Migrations are one of my favorite things about Rails. I remember being amazed at the simplicity and usefulness when I first saw them. I also remember a previous boss asserting that we would just use SQL in the migrations because, to paraphrase, that way we would know what was happening. There’s that saying about tossing rubies before chickens, or something. But as I was saying, migrations.
One thing that makes migrations particularly useful is when they are the only means used to change the database. That way, you know the state you are in and unless you have a rare, non-reversible migration, you can migrate up and down at will. That all works great for the database structure. But what about data? We obviously won’t be funneling all the data changes through migrations. This isn’t much of an issue if your application starts as a blank slate and acquires data through use.
Recently we had an application that needed a bunch of preloaded data. Unfortunately, it wasn’t a one-shot loading of data once the structure was mostly solidified. I needed to try out stuff and wanted the super useful migrations to be my tool. Previously, this had been done with some ad hoc rake tasks, which turned out to be, frankly, a mess.
The single biggest challenge working with the data was the fact that the state of the data would be changing independent of the migrations. There was no way to ensure the state between one migration and the next.
I decided that the one thing I could assert before and after a migration was that certain records with certain id’s did not exist (pre-) and then did exist (post-migration) (reverse that for migrating down). It turned out this would be good enough for what I needed.
My first stab at implementing this was a couple helper functions that I used in migrations to update the datafiles (in yaml format) with keys for the id’s. This was a big problem because the files would be changing and were tracked in subversion, so they couldn’t really be shared by more than one developer. Playing around a bit, I came across this idea:
class CreateGeographicTypesFacts < ActiveRecord::Migration
def self.up
capture(:features, :details) do
# do whatever needed to create records
end
end
def self.down
release :features, :details
end
end
Basically, as the data migration runs, I want to keep track of what records are created (and which of those are possibly destroyed). Obviously, this assumes that I’ll be adding data on the up migration and removing it on the down. To implement this, I opened up the ActiveRecord::Migration class and added a couple methods:
def self.capture(*args, &block)
args.each do |name|
klass = name.to_s.classify.constantize
klass.class_eval <<-end_eval
@@capture_ids = []
def self.capture_ids
@@capture_ids.uniq
end
after_create do |obj|
@@capture_ids << obj.id
end
after_destroy do |obj|
@@capture_ids.remove obj.id
end
end_eval
end
yield
File.open(data_migration_file, 'w') do |f|
f.write args.inject({}) { |hash, name|
klass = name.to_s.classify.constantize
hash[name] = klass.capture_ids
hash
}.to_yaml
end
end
This capture method adds callbacks for after_create and after_destroy to keep track of the id’s. This is written out to a file in a data subdirectory of the db/migrate directory. These files can be ignored by Subversion so each developer can run the migrations on their own databases without clashing.

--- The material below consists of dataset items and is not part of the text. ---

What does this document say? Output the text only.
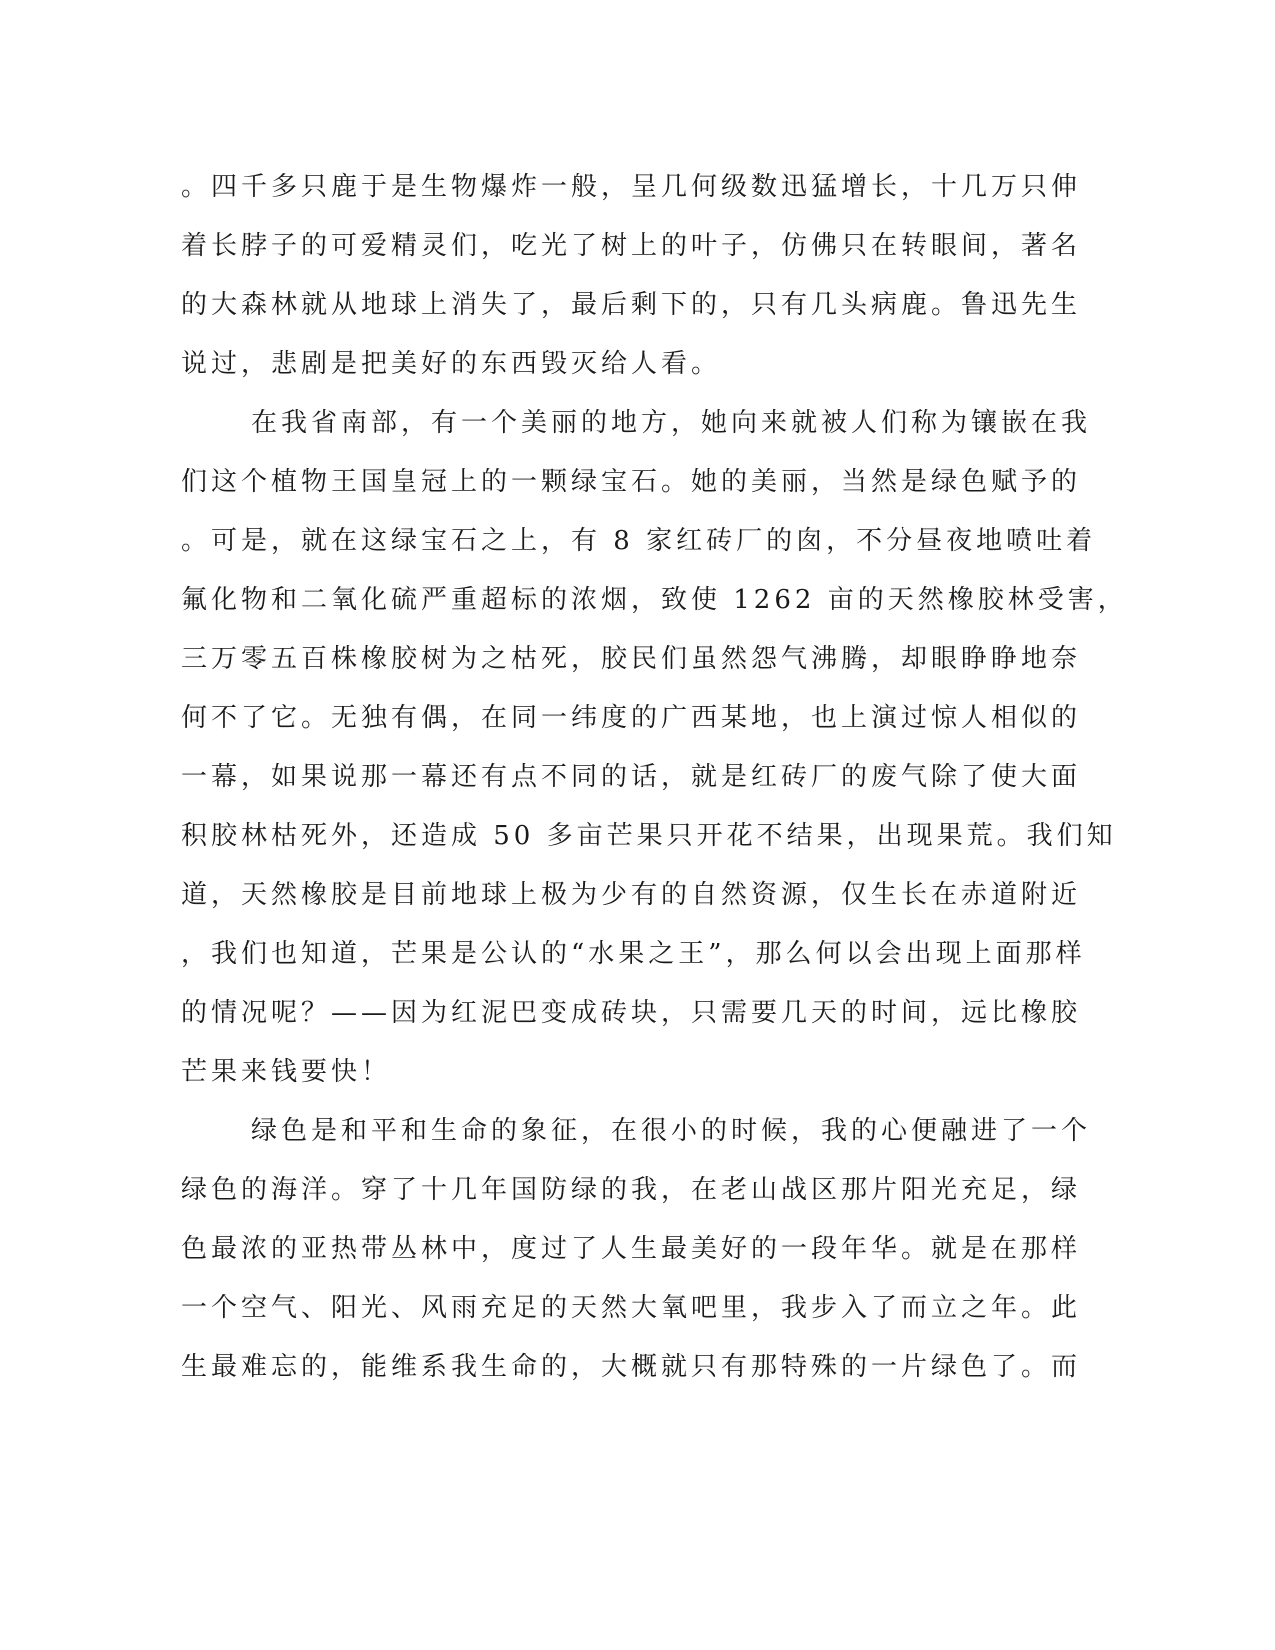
。四千多只鹿于是生物爆炸一般，呈几何级数迅猛增长，十几万只伸
着长脖子的可爱精灵们，吃光了树上的叶子，仿佛只在转眼间，著名
的大森林就从地球上消失了，最后剩下的，只有几头病鹿。鲁迅先生
说过，悲剧是把美好的东西毁灭给人看。
在我省南部，有一个美丽的地方，她向来就被人们称为镶嵌在我
们这个植物王国皇冠上的一颗绿宝石。她的美丽，当然是绿色赋予的
。可是，就在这绿宝石之上，有 8 家红砖厂的囱，不分昼夜地喷吐着
氟化物和二氧化硫严重超标的浓烟，致使 1262 亩的天然橡胶林受害，
三万零五百株橡胶树为之枯死，胶民们虽然怨气沸腾，却眼睁睁地奈
何不了它。无独有偶，在同一纬度的广西某地，也上演过惊人相似的
一幕，如果说那一幕还有点不同的话，就是红砖厂的废气除了使大面
积胶林枯死外，还造成 50 多亩芒果只开花不结果，出现果荒。我们知
道，天然橡胶是目前地球上极为少有的自然资源，仅生长在赤道附近
，我们也知道，芒果是公认的“水果之王”，那么何以会出现上面那样
的情况呢？——因为红泥巴变成砖块，只需要几天的时间，远比橡胶
芒果来钱要快！
绿色是和平和生命的象征，在很小的时候，我的心便融进了一个
绿色的海洋。穿了十几年国防绿的我，在老山战区那片阳光充足，绿
色最浓的亚热带丛林中，度过了人生最美好的一段年华。就是在那样
一个空气、阳光、风雨充足的天然大氧吧里，我步入了而立之年。此
生最难忘的，能维系我生命的，大概就只有那特殊的一片绿色了。而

Migrating down is basically a matter of removing the records that were created when migrating up.
def self.release(*args)
data_file = data_migration_file(:down)
data = File.open(data_file, 'r+') { |f| YAML.load f }
if block_given?
yield *args.inject([]) { |list, name| list << data[name]
}.compact if block_given?
else
args.each do |name|
klass = name.to_s.classify.constantize
klass.delete data[name] unless data[name].blank?
end
end
File.unlink data_file
end
If you provide a block to the release method, you take care of doing whatever you want to the records. If you just want to delete them, don’t pass a block and release will delete them. I used delete rather than destroy so that everything you specify on capture is deleted without running into issues with :dependent => :destroy.
This has been useful for add and removing data while trying out different table structures. Obviously, it’s a rather targeted solution. I’ll be packaging it as a plugin and posting it to PLANET ARGON’s community site soon.